I also noticed that while the detector can detect the 5V of a phone charger cable, it cannot detect the voltage in a USB keyboard cable. The only difference between these two scenarios is the current level and perhaps some minor signaling differences.
In order to supppress electromagnetic interference from switched mode power supplies capacitance must be placed between the input and output sides.
In a class 1 (Earthed) power supply the earth is used as a barrier between input and output either by connecting the output to mains earth or by splitting the capacitance into two parts in series, a part between output and mains earth and a part between mains earth and mains live/neutral.

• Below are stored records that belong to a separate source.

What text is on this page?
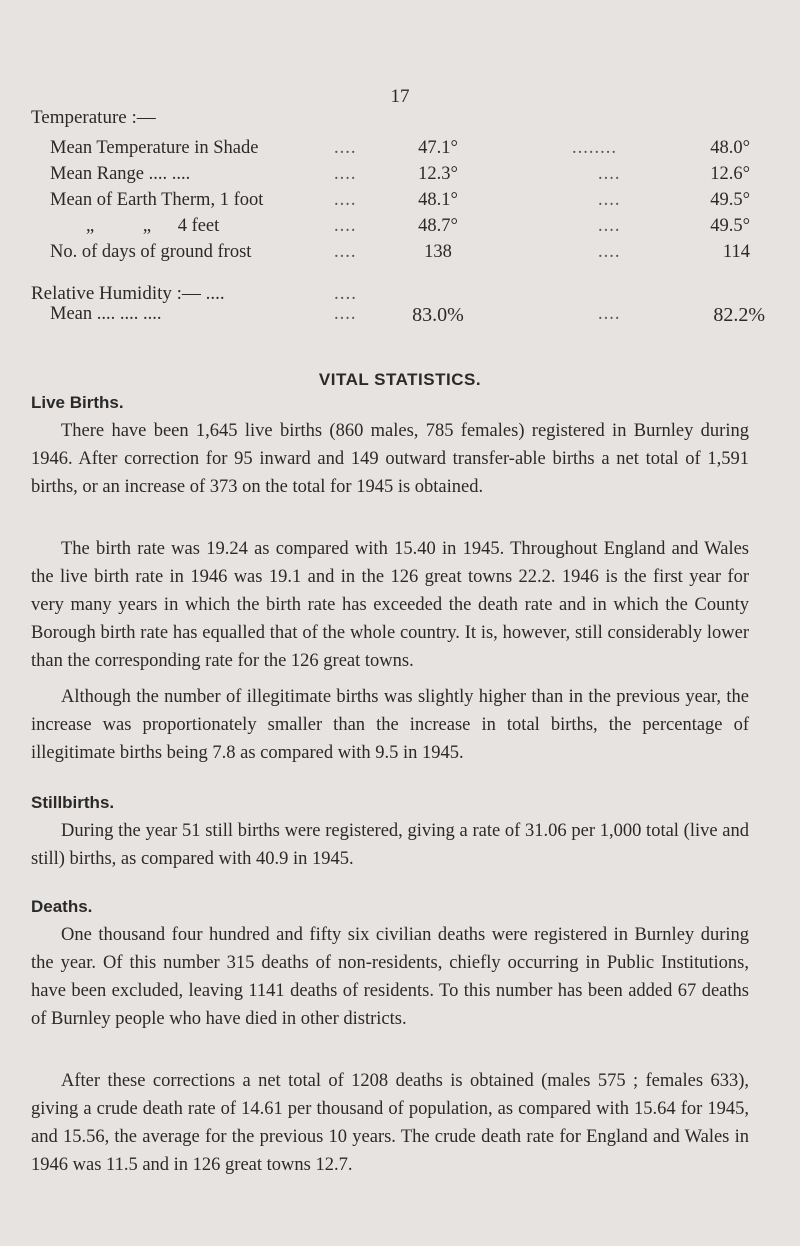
17
Temperature :—
Mean Temperature in Shade	....	47.1°	........	48.0°
Mean Range .... ....	....	12.3°	....	12.6°
Mean of Earth Therm, 1 foot	....	48.1°	....	49.5°
„ „ 4 feet	....	48.7°	....	49.5°
No. of days of ground frost	....	138	....	114
Relative Humidity :— ....	....
Mean .... .... ....	....	83.0%	....	82.2%
VITAL STATISTICS.
Live Births.

There have been 1,645 live births (860 males, 785 females) registered in Burnley during 1946. After correction for 95 inward and 149 outward transfer-able births a net total of 1,591 births, or an increase of 373 on the total for 1945 is obtained.

The birth rate was 19.24 as compared with 15.40 in 1945. Throughout England and Wales the live birth rate in 1946 was 19.1 and in the 126 great towns 22.2. 1946 is the first year for very many years in which the birth rate has exceeded the death rate and in which the County Borough birth rate has equalled that of the whole country. It is, however, still considerably lower than the corresponding rate for the 126 great towns.

Although the number of illegitimate births was slightly higher than in the previous year, the increase was proportionately smaller than the increase in total births, the percentage of illegitimate births being 7.8 as compared with 9.5 in 1945.

Stillbirths.

During the year 51 still births were registered, giving a rate of 31.06 per 1,000 total (live and still) births, as compared with 40.9 in 1945.

Deaths.

One thousand four hundred and fifty six civilian deaths were registered in Burnley during the year. Of this number 315 deaths of non-residents, chiefly occurring in Public Institutions, have been excluded, leaving 1141 deaths of residents. To this number has been added 67 deaths of Burnley people who have died in other districts.

After these corrections a net total of 1208 deaths is obtained (males 575 ; females 633), giving a crude death rate of 14.61 per thousand of population, as compared with 15.64 for 1945, and 15.56, the average for the previous 10 years. The crude death rate for England and Wales in 1946 was 11.5 and in 126 great towns 12.7.
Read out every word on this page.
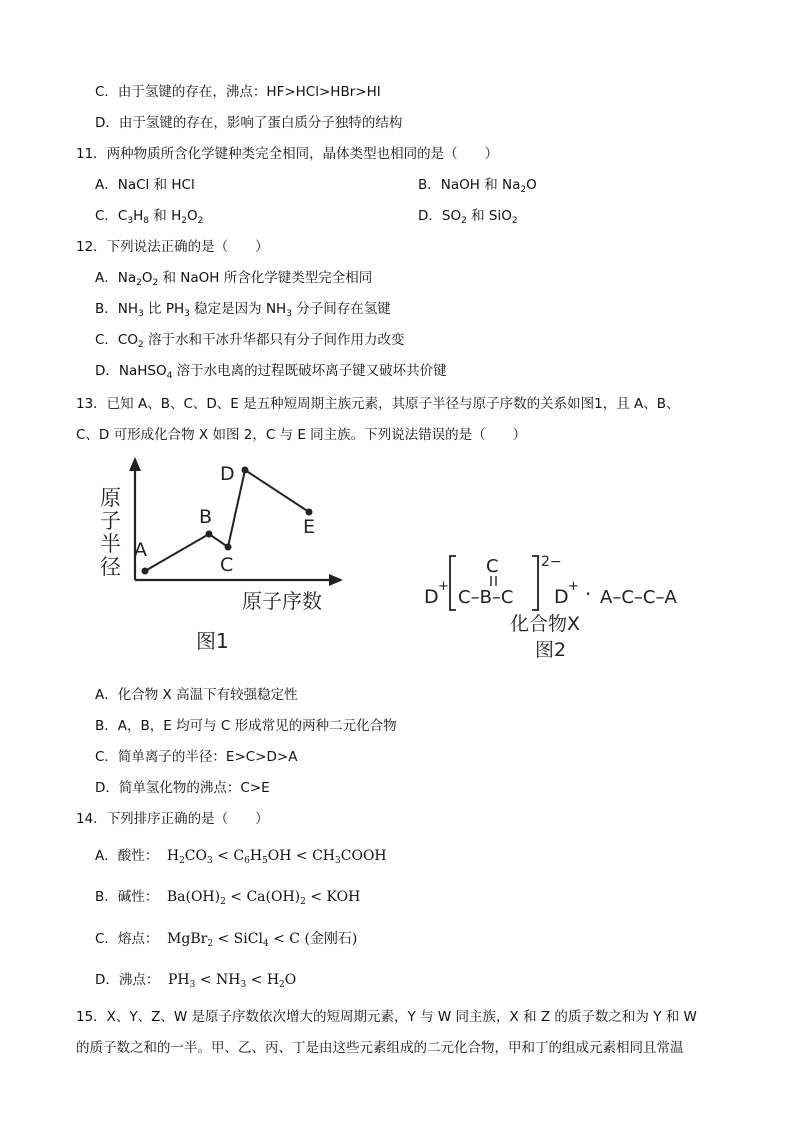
C．由于氢键的存在，沸点：HF>HCl>HBr>HI
D．由于氢键的存在，影响了蛋白质分子独特的结构
11．两种物质所含化学键种类完全相同，晶体类型也相同的是（　　）
A．NaCl 和 HCl	B．NaOH 和 $Na_2O$
C．$C_3H_8$ 和 $H_2O_2$	D．$SO_2$ 和 SiO$_2$
12．下列说法正确的是（　　）
A．$Na_2O_2$ 和 NaOH 所含化学键类型完全相同
B．$NH_3$ 比 $PH_3$ 稳定是因为 $NH_3$ 分子间存在氢键
C．$CO_2$ 溶于水和干冰升华都只有分子间作用力改变
D．NaHSO$_4$ 溶于水电离的过程既破坏离子键又破坏共价键
13．已知 A、B、C、D、E 是五种短周期主族元素，其原子半径与原子序数的关系如图1，且 A、B、
C、D 可形成化合物 X 如图 2，C 与 E 同主族。下列说法错误的是（　　）
原
子
半
径
A
B
C
D
E
原子序数
图1
D +
C
C–B–C
2−
D + · A–C–C–A
化合物X
图2
A．化合物 X 高温下有较强稳定性
B．A，B，E 均可与 C 形成常见的两种二元化合物
C．简单离子的半径：E>C>D>A
D．简单氢化物的沸点：C>E
14．下列排序正确的是（　　）
A．酸性： $H_2CO_3 < C_6H_5OH$ < $CH_3COOH$
B．碱性： $Ba(OH)_2 < Ca(OH)_2$ < KOH
C．熔点： MgBr$_2$ < SiCl$_4$ < C (金刚石)
D．沸点： $PH_3 < NH_3 < H_2O$
15．X、Y、Z、W 是原子序数依次增大的短周期元素，Y 与 W 同主族，X 和 Z 的质子数之和为 Y 和 W
的质子数之和的一半。甲、乙、丙、丁是由这些元素组成的二元化合物，甲和丁的组成元素相同且常温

In a class 2 (non-earthed) power supply the mains earth is not available and so can't be used as a barrier. The result is that the output is often at a significant voltage relative to earth (half the mains voltage is common). This should not be a safety hazard if the power supply is properly designed as the capacitors have a high impedance (low capacitance) and hence the "touch current" is low despite the high open circuit voltage. The capacitors will be special safety types so that short circuit failure of the capacitors is extremely unlikely.
As a general rule PC power supplies are class 1 while smartphone power bricks are class 2. This is why your tester lit up on the cable for charging your phone but not on the cable for your keyboard.
A final question: In what voltage/current scenario would you have to use a current clamp sensor and not a non contact voltage detector for merely detecting the presence of power non-intrusively?
There is no surefire way to detect electricty non-intrusively. Especially when dealing with multicore cables rather than individual wires.